C.d.s. 2009: 5 record e tante sorprese (positive)

(nella foto da Carabinieri.it, Marcello Benvenuti, classe 1964 tornato sorprendentemente alle gare). Ho passato tutti (ma proprio tutti) i risultati dei master cimentatisi nella fase regionale dei c.d.s. 2009. Non lo farò più... mi ha preso una marea di tempo. Prima un appunto: sono spariti i senior dall'atletica italiana. Se guardate tutte le gare, a parte la penuria in alcune specialità, di fatto i c.d.s. sono una competizione zeppa di allievi, junior e... master. Sparite le promesse e ridotti al lumicino i senior.
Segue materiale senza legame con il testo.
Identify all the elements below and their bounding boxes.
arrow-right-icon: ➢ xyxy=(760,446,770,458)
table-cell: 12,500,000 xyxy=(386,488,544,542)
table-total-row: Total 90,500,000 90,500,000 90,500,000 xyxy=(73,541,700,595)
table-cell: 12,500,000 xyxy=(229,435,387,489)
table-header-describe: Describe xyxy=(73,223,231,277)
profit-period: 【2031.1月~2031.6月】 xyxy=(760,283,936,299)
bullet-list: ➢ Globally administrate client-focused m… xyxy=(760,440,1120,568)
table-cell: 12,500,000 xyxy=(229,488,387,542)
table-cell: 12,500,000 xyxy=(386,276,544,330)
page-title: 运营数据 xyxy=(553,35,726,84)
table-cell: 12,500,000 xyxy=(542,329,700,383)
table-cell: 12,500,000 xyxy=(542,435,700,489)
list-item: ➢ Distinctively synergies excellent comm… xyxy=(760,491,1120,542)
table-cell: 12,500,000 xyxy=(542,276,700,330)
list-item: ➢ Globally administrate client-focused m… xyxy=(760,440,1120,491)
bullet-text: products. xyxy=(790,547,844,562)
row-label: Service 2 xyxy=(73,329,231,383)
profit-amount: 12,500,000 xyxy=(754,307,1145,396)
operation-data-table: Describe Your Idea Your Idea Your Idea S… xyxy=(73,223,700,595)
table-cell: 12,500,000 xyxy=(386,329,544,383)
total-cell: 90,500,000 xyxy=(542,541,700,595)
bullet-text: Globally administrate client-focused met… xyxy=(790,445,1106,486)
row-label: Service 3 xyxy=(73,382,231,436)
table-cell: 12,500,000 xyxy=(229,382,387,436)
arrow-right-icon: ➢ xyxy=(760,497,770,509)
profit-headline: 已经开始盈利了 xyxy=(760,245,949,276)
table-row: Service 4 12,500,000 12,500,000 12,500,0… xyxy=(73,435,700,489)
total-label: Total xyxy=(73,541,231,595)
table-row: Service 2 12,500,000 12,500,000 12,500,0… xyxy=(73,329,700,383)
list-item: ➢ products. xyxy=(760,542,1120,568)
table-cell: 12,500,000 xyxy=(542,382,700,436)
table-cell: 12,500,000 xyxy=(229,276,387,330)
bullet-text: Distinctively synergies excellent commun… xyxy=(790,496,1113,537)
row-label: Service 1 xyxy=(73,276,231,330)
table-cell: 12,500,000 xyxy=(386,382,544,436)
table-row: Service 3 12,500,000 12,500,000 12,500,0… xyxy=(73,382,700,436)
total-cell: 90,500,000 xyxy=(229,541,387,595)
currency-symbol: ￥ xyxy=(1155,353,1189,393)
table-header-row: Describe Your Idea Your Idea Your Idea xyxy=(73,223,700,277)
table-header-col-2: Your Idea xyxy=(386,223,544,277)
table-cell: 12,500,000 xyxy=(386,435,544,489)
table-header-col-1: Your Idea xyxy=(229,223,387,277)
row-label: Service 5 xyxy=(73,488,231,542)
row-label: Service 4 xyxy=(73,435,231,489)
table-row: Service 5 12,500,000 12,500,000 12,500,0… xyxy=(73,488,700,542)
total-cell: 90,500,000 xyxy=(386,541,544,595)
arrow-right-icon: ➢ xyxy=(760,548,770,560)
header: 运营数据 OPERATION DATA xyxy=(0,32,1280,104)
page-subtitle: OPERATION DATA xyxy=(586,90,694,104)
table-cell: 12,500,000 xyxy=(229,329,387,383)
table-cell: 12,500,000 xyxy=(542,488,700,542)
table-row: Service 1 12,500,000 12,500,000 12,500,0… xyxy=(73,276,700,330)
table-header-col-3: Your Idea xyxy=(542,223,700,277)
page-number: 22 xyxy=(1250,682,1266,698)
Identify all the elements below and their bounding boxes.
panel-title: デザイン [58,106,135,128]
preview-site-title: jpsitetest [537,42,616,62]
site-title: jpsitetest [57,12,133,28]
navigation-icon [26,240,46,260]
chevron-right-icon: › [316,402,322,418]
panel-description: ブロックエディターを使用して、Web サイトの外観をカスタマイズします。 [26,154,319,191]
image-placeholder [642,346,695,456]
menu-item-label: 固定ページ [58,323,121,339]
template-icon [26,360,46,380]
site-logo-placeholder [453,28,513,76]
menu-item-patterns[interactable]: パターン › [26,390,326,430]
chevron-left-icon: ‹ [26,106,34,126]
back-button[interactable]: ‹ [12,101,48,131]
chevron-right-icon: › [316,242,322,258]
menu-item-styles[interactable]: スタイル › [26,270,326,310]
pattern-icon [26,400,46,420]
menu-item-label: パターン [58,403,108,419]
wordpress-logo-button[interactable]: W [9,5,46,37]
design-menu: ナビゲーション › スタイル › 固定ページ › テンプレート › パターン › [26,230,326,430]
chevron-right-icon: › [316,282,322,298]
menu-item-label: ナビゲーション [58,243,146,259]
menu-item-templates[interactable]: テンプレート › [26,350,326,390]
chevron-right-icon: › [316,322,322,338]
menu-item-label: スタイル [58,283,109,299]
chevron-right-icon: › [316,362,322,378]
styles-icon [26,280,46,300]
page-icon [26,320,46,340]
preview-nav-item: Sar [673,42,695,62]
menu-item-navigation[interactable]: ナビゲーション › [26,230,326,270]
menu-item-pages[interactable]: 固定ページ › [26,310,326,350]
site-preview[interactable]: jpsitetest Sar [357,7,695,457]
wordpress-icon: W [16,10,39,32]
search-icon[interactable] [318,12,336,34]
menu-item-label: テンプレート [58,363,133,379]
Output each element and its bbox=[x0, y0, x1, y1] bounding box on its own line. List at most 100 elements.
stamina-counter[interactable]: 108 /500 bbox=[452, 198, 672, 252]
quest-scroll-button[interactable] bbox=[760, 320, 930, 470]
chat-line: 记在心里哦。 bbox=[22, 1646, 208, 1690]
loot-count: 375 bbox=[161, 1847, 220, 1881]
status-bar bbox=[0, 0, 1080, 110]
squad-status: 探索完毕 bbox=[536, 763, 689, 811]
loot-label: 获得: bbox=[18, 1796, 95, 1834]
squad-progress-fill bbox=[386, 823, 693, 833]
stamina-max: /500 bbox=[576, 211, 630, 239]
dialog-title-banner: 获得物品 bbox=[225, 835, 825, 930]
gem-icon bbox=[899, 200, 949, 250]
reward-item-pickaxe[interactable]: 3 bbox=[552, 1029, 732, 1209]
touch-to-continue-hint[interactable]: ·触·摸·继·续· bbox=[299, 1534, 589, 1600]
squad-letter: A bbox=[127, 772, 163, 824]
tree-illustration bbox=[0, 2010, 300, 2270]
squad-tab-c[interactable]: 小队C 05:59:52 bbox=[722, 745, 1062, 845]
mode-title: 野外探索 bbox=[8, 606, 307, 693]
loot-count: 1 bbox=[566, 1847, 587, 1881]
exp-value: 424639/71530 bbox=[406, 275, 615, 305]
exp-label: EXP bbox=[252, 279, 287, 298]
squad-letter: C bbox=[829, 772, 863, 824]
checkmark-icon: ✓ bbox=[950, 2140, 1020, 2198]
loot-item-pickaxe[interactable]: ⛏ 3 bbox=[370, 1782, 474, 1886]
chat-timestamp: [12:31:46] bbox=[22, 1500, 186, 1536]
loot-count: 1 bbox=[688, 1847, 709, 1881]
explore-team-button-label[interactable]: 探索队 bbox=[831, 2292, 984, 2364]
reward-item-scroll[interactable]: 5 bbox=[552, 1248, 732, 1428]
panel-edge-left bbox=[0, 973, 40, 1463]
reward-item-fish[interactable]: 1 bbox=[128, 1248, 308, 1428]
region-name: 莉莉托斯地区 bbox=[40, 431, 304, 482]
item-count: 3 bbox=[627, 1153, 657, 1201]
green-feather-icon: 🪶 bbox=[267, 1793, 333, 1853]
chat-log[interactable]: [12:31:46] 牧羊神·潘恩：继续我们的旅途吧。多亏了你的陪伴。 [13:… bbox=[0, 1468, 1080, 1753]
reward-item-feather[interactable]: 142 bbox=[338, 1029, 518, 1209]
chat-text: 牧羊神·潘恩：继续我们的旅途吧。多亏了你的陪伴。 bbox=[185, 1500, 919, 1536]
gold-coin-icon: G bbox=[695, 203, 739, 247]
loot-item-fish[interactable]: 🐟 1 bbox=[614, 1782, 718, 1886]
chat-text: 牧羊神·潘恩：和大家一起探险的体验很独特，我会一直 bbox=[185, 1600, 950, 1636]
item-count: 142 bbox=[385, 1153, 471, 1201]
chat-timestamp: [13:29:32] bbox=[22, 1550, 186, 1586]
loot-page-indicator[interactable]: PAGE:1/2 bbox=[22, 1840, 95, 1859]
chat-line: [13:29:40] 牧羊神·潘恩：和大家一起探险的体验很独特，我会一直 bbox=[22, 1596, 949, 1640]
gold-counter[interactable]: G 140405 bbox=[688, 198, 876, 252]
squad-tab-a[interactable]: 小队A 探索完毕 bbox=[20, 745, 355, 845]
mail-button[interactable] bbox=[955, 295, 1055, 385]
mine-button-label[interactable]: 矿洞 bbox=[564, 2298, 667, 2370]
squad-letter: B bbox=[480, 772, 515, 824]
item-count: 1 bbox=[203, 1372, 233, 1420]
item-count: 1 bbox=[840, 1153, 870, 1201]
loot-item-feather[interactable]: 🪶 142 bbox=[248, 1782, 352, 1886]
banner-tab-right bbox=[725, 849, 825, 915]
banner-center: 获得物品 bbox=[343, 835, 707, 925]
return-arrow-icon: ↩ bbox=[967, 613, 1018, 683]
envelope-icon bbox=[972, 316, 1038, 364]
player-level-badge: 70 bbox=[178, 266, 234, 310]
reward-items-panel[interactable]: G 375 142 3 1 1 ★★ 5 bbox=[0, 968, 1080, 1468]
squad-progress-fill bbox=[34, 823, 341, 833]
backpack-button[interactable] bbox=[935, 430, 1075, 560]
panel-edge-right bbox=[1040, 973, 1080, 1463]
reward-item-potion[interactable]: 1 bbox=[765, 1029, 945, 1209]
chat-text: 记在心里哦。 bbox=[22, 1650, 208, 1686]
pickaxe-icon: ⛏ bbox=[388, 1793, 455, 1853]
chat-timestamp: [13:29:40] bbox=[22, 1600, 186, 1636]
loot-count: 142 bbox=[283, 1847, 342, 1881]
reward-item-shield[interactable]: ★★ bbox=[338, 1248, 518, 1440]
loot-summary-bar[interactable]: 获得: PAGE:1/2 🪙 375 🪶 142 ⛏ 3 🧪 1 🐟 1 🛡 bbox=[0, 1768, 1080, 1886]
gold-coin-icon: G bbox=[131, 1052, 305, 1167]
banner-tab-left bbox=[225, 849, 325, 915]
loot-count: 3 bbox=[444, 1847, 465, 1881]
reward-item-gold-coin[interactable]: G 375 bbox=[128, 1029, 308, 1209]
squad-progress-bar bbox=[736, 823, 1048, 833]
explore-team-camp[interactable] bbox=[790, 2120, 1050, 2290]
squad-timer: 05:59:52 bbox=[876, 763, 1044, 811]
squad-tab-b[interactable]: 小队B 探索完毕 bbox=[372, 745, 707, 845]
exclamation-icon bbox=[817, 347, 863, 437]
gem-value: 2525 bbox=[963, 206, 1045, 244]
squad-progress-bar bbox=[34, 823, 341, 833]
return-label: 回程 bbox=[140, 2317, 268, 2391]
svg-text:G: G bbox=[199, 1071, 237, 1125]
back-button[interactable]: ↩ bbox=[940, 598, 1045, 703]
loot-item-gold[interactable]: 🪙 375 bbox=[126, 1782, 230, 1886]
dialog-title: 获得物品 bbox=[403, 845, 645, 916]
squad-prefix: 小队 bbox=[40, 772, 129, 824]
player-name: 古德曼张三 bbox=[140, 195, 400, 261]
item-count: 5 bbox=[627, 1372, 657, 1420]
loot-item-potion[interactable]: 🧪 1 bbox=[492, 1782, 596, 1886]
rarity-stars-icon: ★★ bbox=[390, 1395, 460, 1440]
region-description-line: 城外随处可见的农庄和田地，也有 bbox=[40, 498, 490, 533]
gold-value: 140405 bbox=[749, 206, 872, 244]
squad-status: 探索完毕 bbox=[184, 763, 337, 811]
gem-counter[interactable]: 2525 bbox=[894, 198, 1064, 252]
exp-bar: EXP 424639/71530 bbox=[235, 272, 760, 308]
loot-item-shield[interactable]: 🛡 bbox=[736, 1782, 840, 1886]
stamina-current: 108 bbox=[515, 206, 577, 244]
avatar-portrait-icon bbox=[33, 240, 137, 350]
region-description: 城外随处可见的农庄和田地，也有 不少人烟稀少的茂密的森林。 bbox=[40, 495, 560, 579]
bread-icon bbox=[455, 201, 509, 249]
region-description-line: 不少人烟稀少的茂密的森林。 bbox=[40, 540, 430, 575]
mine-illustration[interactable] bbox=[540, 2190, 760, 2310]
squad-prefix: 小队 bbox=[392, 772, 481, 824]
Ma non è che rimangono senior solo quelli che vanno nei gruppi sportivi militari (che non possono più partecipare ai c.d.s., e i cui atleti raramente tornano a gareggiare per la società d'origine)? Secondo appunto (amaro): i lanci in Italia sono dominati da over-35. Insomma, dove stiamo finendo? Vabbè, fortuna per i veterani, coloro che hanno più di 35 anni e che sembra che si stiano tagliando sempre più spazi a causa della penuria dei loro giovani colleghi.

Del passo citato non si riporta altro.